Can you provide at least two samples of your statement?

 

It is easy to calculate x^n with n a positive integer: x times itself n times. From that we get the general rule that x^(m+n)= (x^m)(x^n). That's a very nice general rule so while we are free to define x^n for n NOT a positive integer, we want to define it in such a way that x^(m+n)= (x^m)(x^n) is still true when m or n is not a positive integer. In particular, with n= 0, m+ 0= m so we want x^m= x^(m+ 0)= (x^m)(x^0). Dividing both sides by x^m (which we can only do is x is not 0) we get x^0=1 as long as x is not 0. We leave 0^0 undefined as explained in a previous post.

 

Good study notes.

 

Notice my condition "(which we can only do if x is not 0)"

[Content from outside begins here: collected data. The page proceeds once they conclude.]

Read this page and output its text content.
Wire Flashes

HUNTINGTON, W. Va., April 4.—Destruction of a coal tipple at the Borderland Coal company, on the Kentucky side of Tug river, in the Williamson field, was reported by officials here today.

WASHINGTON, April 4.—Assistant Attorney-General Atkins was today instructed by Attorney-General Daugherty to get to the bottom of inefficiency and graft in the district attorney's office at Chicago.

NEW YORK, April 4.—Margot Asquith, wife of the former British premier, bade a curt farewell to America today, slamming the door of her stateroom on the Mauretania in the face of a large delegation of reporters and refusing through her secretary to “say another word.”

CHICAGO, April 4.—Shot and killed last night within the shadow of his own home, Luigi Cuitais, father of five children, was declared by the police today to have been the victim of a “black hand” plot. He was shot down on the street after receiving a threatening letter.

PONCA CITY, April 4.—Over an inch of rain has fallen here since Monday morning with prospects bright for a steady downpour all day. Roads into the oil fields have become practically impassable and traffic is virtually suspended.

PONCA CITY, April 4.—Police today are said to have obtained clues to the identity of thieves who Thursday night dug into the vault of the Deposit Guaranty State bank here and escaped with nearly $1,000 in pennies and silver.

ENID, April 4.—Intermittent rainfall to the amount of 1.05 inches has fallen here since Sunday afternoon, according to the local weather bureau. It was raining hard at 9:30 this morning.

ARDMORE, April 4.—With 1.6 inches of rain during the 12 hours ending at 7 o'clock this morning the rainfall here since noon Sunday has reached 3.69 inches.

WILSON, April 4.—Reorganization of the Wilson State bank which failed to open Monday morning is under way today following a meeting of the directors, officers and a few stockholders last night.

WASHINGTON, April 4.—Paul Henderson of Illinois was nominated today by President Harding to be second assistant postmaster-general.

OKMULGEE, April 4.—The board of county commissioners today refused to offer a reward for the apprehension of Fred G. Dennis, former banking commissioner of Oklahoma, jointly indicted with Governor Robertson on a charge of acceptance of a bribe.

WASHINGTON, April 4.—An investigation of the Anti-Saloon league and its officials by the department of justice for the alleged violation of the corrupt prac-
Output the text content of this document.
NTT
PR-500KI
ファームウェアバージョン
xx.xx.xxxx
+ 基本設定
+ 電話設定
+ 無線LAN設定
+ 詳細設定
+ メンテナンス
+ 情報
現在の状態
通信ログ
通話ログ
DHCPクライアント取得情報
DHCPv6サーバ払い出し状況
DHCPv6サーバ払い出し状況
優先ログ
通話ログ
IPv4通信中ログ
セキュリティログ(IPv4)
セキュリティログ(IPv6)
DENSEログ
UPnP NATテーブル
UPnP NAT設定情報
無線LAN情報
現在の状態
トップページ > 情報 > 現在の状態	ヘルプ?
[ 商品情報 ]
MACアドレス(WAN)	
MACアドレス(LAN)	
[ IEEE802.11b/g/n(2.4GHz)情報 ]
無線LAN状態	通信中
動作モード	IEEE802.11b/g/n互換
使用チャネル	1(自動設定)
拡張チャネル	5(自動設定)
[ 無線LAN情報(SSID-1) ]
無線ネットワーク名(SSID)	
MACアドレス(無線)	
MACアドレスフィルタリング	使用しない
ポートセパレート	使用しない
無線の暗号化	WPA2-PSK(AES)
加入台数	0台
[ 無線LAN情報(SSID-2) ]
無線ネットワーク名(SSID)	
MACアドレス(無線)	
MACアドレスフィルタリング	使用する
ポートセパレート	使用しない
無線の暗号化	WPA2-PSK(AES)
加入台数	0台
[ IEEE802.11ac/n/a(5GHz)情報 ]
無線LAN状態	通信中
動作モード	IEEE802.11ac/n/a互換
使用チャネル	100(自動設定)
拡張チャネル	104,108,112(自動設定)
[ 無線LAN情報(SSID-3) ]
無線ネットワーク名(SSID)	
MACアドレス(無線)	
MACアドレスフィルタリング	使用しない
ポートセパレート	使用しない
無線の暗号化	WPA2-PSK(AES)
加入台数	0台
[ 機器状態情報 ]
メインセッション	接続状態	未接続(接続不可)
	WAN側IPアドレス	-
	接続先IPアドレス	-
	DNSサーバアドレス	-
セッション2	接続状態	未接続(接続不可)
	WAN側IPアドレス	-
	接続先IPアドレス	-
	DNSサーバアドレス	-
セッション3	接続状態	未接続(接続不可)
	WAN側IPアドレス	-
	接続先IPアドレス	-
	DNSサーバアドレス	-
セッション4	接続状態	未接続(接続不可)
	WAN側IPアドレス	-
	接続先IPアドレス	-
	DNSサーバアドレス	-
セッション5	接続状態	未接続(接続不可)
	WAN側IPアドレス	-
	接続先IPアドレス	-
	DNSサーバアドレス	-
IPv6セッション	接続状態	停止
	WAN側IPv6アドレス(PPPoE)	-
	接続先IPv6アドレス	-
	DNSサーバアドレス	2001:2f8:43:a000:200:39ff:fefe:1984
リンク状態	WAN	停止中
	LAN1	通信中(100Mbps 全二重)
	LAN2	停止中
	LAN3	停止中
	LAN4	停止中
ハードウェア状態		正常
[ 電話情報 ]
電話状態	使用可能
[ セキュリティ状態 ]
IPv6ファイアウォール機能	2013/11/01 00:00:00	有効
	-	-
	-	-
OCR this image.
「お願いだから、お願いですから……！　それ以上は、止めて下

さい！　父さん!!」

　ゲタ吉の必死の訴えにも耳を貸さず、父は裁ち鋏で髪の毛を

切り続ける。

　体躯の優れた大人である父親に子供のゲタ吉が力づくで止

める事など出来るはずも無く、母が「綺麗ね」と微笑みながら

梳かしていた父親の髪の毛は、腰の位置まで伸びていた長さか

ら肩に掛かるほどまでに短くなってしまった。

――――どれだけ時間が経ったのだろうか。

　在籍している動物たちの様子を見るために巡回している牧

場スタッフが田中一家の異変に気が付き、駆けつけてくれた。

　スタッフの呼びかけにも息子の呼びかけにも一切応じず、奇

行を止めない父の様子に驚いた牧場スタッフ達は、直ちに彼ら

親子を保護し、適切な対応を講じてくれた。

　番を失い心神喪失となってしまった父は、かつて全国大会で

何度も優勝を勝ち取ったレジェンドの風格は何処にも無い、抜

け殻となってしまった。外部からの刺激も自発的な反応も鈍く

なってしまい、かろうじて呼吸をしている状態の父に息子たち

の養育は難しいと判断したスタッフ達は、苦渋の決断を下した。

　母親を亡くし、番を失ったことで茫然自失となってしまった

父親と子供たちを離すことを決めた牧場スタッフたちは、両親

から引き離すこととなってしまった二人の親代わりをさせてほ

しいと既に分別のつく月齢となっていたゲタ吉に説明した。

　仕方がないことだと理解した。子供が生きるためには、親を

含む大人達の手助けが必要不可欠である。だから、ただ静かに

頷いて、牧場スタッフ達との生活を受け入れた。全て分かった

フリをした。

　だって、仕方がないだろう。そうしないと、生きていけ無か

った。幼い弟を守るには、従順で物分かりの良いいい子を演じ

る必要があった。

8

Your first statement in your first post in this thread was "Let x = any number.
Why does x^(0) = 1?" and MathLover1 said "any number to the zero power is one" but neither of those is true! 0 to the zero power is "undefined". It has NO value and certainly is not 1.

 

How about this?

Let x = any number EXCEPT for 0.
Now, x^(0) = 1.